«Règles de gestion négligées», «inertie et manque de contrôle de la Ville», alors que son image de marque était en jeu, «traitement comptable discutable», «manque de transparence». Les conclusions remises lundi par le vérificateur général, Jacques Bergeron, sur la gestion du BIXI sont cinglantes.
Au moment du lancement, la Ville n’a pas vérifié les études du concepteur du projet et n’a pas demandé de comptes lors de la phase de déploiement. «Ce n’est assurément pas la meilleure façon de protéger les deniers publics», écrit le vérificateur.
D’autant que la Société de vélo en libre service (SVLS) a rapidement connu des problèmes de croissance, à un point tel que la Ville a récemment annoncé que BIXI reviendrait dans le giron municipal et qu’elle lui prêterait 37 M$ à un taux de 2 % pour rembourser sa dette. À l’occasion de cette annonce, le maire de Montréal, Gérald Tremblay, a promis que ce taux était conforme aux règles du marché.
Or, le rapport du vérificateur le contredit clairement en précisant que le taux du marché se situe plutôt autour de 3,5 % à 4,5 %. La Ville fait donc cadeau de 1,3 M$ à BIXI, alors que le maire Tremblay avait toujours promis que le déploiement du BIXI se ferait sans frais pour les Montréalais.

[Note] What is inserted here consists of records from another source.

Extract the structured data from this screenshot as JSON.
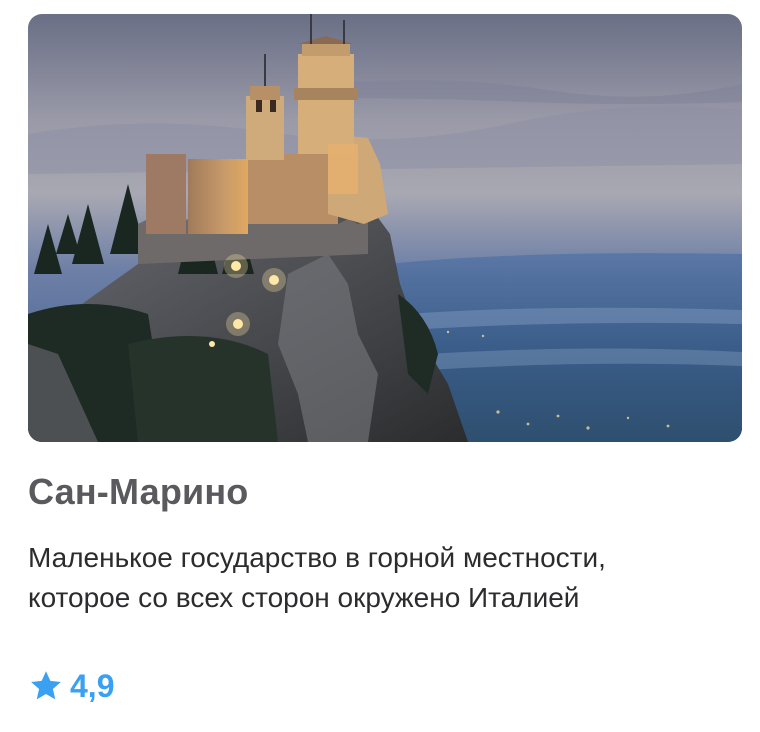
{
  "card": {
    "title": "Сан-Марино",
    "description_lines": [
      "Маленькое государство в горной местности,",
      "которое со всех сторон окружено Италией"
    ],
    "rating": {
      "value": "4,9",
      "icon": "star-icon"
    },
    "image": {
      "subject": "castle-on-cliff-photo"
    }
  },
  "colors": {
    "title": "#5a5a5e",
    "description": "#2c2c2e",
    "accent": "#3aa0f2"
  }
}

À cela s’ajoute un cautionnement de prêt de 71 M$ pour l’export.
«La Ville assume les risques financiers et la SVLS empoche les bénéfices», note le vérificateur. Il précise aussi qu’une municipalité ne peut exercer des activités commerciales à caractère lucratif. La vente de BIXI à l’international pourrait donc être cédée à une entreprise privée d’ici la fin de l’année. Or, ce sont justement les ventes à l’étranger qui permettent de combler le déficit d’exploitation à Montréal.
«Ça fait partie des scénarios envisagés», a convenu hier Roger Plamondon, président de la SVLS. Celui-ci a par ailleurs expliqué certaines lacunes dans la gestion par la rapidité avec laquelle le projet a été mené. «On a déjà mis en place des mesures correctives, notamment dans l’octroi des contrats», a-t-il indiqué. Il refuse la remise en cause du projet. «Je ne considère pas qu’avec autant de récompenses et autant d’usagers, BIXI soit une erreur», a dit M. Plamondon.